Monday, April 28, 2025

WikiLeaks Founder Julian Assange Attends Pope Francis’s Funeral

WikiLeaks paid tribute to the late Pontiff, calling him a “true ally in the fight for Julian Assange’s freedom”...

(Dave DeCamp, Antiwar.com) Julian Assange and his family traveled to Rome over the weekend and were among hundreds of thousands of people at the Vatican attending the funeral of Pope Francis, who was a supporter of the WikiLeaks founder.

“Now Julian is free, we have all come to Rome to express our family’s gratitude for the Pope’s support during Julian’s persecution,” Assange’s wife, Stella, said in a statement released by WikiLeaks on X that included a photo of the couple with their two young children.

“Our children and I had the honor of meeting Pope Francis in June 2023 to discuss how to free Julian from Belmarsh prison. Francis wrote to Julian in prison and even proposed to grant him asylum at the Vatican,” Stella added.

On the day Pope Francis died at 88, WikiLeaks paid tribute to the late Pontiff, calling him a “true ally in the fight for Julian Assange’s freedom.”

When Stella visited Pope Francis at the Vatican in 2023, Julian was still being held in London’s Belmarsh Prison and was fighting extradition to the US for exposing US war crimes by publishing documents he obtained from former US Army Private Chelsea Manning, a standard journalistic practice.

At the time of the visit, Stella said Francis had “provided great solace and comfort, and we are extremely appreciative for his reaching out to our family in this way.
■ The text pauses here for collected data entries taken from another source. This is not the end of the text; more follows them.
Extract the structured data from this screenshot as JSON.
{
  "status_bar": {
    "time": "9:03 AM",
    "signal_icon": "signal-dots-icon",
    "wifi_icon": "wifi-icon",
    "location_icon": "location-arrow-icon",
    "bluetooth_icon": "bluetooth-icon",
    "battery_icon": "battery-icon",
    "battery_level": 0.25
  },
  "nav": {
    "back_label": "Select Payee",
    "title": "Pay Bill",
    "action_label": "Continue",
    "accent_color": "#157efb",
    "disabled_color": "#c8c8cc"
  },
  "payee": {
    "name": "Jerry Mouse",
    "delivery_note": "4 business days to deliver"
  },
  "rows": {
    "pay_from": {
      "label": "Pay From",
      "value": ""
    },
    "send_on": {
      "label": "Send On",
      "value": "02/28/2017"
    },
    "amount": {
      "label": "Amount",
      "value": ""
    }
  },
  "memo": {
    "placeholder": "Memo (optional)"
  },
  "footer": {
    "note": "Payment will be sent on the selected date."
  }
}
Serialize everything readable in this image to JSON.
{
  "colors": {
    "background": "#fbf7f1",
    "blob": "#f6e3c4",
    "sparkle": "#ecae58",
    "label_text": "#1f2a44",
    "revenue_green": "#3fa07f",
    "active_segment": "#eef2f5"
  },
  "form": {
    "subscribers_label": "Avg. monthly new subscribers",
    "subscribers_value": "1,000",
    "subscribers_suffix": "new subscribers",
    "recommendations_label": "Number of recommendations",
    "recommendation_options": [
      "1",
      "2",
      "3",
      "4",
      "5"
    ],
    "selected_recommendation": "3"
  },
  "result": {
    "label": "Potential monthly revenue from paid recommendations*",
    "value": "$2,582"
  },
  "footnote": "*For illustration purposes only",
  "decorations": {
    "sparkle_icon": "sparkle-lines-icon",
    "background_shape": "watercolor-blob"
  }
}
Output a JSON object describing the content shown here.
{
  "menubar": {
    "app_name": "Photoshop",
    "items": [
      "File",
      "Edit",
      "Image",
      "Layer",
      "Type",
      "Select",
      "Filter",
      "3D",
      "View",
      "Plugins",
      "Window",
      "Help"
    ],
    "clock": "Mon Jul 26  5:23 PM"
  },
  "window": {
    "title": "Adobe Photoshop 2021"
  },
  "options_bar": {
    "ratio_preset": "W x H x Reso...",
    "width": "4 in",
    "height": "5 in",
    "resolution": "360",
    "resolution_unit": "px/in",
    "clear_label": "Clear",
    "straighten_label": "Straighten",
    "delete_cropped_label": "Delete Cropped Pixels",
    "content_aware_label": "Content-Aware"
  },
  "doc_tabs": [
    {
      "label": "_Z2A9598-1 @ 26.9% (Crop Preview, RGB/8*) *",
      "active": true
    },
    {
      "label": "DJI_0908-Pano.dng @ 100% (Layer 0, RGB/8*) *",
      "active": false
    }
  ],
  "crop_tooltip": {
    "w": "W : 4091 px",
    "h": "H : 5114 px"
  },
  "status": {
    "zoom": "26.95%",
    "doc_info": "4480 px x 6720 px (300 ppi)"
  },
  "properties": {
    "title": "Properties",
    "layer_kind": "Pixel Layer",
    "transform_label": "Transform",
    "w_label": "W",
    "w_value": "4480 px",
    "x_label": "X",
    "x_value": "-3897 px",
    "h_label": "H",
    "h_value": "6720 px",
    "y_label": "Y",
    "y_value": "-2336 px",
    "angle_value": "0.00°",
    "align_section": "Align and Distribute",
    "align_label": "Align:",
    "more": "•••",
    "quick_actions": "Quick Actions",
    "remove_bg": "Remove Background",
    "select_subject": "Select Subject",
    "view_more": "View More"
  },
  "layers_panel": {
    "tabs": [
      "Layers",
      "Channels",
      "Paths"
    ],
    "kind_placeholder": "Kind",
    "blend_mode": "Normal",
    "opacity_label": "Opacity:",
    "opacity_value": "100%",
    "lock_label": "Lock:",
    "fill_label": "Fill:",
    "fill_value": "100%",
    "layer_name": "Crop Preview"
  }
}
He understands that Julian is suffering and is concerned.”

The Assange family’s appearance at the Vatican was the second known time Julian traveled outside of Australia since he returned home after reaching a plea deal with the US government last year.

A few months after his release, Julian addressed the Parliamentary Assembly of the Council of Europe (PACE). “I want to be totally clear. I am not free today because the system worked. I am free today after years of incarceration because I pled guilty to journalism,” he said in the address.

“I pled guilty to seeking information from a source. I pled guilty to obtaining information from a source. And I pled guilty to informing the public what that information was. I did not plead guilty to anything else,” the WikiLeaks founder added.